The Man Who Stared, The Ghost He Carried, and The Story I Had to Write
- Jet-Set Diaries
- 2 days ago
- 4 min read
The 36-hour train journey was a capsule of humid air and shared silence. I was an Associate Director, buried under the unique clutter of my trade: script boxes that whispered of other worlds, a camera bag, props that looked absurd out of context. My fortress of solitude.
And then, there was him.
He sat diagonally across. A government-issue man. Crisp shirt, quiet posture. And his eyes—they were on me.
It started as a pinprick of annoyance. Here we go again. The familiar, wearying script where you become a spectacle for a pair of male eyes. I shifted, angled my body away, the universal female signal for I see you, stop it.
But the gaze didn't waver.
Hours bled together. The initial annoyance began to curdle, turning into a low, thrumming fear in my veins. The compartment was a symphony of snores; the granny by the window was lost to the world. I was alone with The Stare. I tried to read, but the words swam, my focus shattered by the weight of his attention. I felt like a specimen, pinned and studied.

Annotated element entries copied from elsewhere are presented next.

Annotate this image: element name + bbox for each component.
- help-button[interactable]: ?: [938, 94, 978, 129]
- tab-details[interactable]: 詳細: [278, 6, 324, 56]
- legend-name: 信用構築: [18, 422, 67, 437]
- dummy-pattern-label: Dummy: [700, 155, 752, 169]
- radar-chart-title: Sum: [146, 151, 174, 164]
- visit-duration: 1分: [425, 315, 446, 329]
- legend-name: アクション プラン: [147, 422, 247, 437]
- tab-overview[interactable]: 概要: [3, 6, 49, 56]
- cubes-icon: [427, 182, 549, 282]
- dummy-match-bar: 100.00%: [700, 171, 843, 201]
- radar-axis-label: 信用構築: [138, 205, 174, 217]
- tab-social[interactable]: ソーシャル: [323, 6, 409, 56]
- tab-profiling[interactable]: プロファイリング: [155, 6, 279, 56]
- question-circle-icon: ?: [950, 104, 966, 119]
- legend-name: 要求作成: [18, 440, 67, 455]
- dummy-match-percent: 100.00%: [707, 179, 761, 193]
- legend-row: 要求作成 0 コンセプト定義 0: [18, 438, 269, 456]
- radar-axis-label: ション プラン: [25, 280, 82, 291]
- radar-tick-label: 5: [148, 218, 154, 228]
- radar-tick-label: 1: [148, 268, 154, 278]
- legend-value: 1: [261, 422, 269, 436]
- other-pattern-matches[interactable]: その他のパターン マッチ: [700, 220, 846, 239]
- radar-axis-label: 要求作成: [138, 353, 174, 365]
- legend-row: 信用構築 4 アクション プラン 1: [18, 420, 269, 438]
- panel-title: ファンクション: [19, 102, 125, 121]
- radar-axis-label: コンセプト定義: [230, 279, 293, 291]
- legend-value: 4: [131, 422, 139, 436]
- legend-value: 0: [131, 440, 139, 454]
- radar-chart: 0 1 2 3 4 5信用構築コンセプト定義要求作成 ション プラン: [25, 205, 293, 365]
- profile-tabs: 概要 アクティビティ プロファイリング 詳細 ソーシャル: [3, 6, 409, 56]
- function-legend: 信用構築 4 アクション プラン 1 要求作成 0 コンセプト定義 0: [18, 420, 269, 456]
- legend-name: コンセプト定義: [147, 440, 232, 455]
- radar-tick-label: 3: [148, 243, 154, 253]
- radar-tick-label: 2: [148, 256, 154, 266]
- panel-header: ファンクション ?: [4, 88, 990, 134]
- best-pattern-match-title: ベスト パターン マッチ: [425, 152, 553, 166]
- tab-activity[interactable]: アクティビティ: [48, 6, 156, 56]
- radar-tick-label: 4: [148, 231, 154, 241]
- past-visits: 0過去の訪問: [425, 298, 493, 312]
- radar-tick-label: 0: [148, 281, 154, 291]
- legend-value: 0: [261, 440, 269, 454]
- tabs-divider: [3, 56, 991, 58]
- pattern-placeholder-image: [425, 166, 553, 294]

My movements became calculated. I ate dry snacks from my bag, avoiding the long walk to the end of the carriage where the toilet was: a vulnerable journey I didn't dare make. Every rustle of his paper, every shift of his feet, felt like a threat. In my mind, I had built him a monster. A predator in a polite disguise.
Then, lunchtime.
The air filled with the clatter of tiffin boxes. He reached into his bag and pulled out his own. It was steel, simple. He opened it, and the humble, glorious aroma of ghar ka khaana "home food" cut through the tension. He looked from his food to me, and then he smiled.

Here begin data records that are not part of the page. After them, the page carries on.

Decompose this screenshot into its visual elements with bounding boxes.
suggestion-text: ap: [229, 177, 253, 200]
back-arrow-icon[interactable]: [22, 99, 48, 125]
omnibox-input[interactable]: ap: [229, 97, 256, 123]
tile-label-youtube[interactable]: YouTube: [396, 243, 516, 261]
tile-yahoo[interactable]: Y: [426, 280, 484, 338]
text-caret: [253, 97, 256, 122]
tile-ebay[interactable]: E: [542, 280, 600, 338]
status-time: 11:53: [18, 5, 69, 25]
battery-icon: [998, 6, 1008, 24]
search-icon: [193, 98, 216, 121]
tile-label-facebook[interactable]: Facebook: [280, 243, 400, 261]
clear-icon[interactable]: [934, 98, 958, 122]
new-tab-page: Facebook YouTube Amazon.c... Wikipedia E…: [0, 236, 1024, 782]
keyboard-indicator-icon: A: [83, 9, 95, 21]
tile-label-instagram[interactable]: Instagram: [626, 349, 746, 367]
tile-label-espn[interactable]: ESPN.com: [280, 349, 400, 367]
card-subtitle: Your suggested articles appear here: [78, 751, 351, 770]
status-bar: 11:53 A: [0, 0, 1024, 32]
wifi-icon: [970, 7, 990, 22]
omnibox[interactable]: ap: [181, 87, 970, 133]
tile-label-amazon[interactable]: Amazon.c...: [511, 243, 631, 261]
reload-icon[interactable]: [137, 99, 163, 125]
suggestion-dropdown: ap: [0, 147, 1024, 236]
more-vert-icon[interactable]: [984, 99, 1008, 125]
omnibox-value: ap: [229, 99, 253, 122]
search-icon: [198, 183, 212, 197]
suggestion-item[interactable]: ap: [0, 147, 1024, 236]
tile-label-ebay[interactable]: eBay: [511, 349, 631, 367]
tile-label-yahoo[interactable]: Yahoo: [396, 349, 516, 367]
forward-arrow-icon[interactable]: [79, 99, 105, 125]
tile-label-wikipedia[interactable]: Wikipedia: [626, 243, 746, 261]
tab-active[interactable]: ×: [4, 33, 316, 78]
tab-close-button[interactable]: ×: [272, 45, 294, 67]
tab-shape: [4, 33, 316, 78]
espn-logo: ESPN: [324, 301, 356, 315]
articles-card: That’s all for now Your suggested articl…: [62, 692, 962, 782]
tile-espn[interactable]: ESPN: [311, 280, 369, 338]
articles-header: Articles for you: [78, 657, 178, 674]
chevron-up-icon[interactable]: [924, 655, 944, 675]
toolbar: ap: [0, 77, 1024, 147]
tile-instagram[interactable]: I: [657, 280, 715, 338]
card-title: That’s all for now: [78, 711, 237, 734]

It wasn't a leer. It wasn't triumphant. It was… shy. A little awkward.
"Are you working in movies?" he asked.
The world tilted.
In a single, gut-punching moment of clarity, the monster I had built crumbled to dust. I saw myself through his eyes: the script pages peeking out, the camera, the odd-shaped props. I wasn't a woman to him in that moment; I was a doorway. A doorway to the magic of stories, to the glittering world of cinema that feels a million miles away from a long-distance train.

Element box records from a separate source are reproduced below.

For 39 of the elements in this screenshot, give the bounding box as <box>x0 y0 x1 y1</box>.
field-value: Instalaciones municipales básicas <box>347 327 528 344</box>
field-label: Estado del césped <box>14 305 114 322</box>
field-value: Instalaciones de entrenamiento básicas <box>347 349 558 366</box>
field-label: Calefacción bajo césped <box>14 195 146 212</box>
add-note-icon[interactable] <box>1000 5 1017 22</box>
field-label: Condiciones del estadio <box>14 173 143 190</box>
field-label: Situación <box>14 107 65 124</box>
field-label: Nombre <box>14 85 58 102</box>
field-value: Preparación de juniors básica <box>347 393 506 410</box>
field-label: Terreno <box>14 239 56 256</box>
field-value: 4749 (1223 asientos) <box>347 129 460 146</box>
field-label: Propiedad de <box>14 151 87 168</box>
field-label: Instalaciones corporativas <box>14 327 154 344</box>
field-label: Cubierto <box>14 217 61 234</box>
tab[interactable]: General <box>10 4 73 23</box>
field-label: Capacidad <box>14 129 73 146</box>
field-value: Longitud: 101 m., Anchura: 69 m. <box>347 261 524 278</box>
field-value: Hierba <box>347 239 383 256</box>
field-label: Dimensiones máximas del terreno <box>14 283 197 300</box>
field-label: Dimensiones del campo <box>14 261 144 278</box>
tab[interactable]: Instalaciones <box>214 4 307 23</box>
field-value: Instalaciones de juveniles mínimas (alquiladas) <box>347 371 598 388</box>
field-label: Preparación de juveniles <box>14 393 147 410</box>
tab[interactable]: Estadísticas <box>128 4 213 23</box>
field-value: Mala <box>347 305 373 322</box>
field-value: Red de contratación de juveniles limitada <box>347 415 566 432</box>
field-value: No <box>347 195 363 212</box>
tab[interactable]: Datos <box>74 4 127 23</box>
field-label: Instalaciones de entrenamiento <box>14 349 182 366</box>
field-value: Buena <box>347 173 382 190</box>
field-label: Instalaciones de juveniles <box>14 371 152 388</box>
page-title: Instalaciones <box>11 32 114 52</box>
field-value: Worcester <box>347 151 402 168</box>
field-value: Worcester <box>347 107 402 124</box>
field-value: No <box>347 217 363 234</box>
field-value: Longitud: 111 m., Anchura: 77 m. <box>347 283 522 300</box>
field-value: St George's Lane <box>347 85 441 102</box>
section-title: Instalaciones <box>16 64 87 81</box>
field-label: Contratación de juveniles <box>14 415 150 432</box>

The shame was hot and immediate. I had painted a whole, cruel story onto a man who was simply curious.
My own smile felt wobbly with apology. "Yes," I said.
He gestured with his tiffin. "Please. Have some."
I took a little. The food was simple, delicious, and tasted of a profound, unexpected kindness. It also tasted of my own home, and a sudden, sharp homesickness made my eyes prickle.
The ice melted. We started to talk. About films, about stories that move us, about life. The fear was gone, replaced by the easy rhythm of a long journey shared.
And then, as the landscape flew by, he trusted me with his ghost.
He told me his family’s legacy. That his ancestors were the executioners for the British. The hangmen. The ones whose hands pulled the lever that ended lives. This was the shame they carried, a dark birthright. Their name was synonymous with death. They were the "low-born," the touched, the ones from whom people averted their gaze.
He told me how he finished school and ran. He ran from the name, from the shame, from the heavy shadow of the lever. He built a new life, a new identity, brick by painful brick, in a government office. He did it so his children would never have to introduce themselves with that weight.
I sat there, utterly still. His story entered me like a chill. This man, whom I had feared an hour ago, carried a haunting far greater than any I could have imagined. It was a story about the prisons of the past, and the brutal, desperate courage it takes to break free.
That story never left me. It lived in my bones.
Years later, when I started writing Hands On The Lever, I wasn't just writing a thriller about a Journalist, Mira, I was writing about that man on the train.
I was writing about the levers pressed upon us.
For him, the lever was a legacy of shame. For my character, Mira, the lever is her grief, her powerlessness. The world expects her to be a journalist with steaming stories. But she makes a choice. She decides to put her own hands on the lever of her destiny.
That is the journey so many of us know. The moment we stop being defined by the story someone else has written for us—whether it's a stare on a train, a family name, or a devastating loss—and we decide to write our own.
This book is my love letter to everyone who has ever had to reinvent themselves to survive. To every woman who has been underestimated and has used that as her fuel. It’s a heart-pounding thriller, but its soul is that conversation on a train—a story about the ghosts we carry, and the incredible strength it takes to finally, gently, or fiercely, set them free.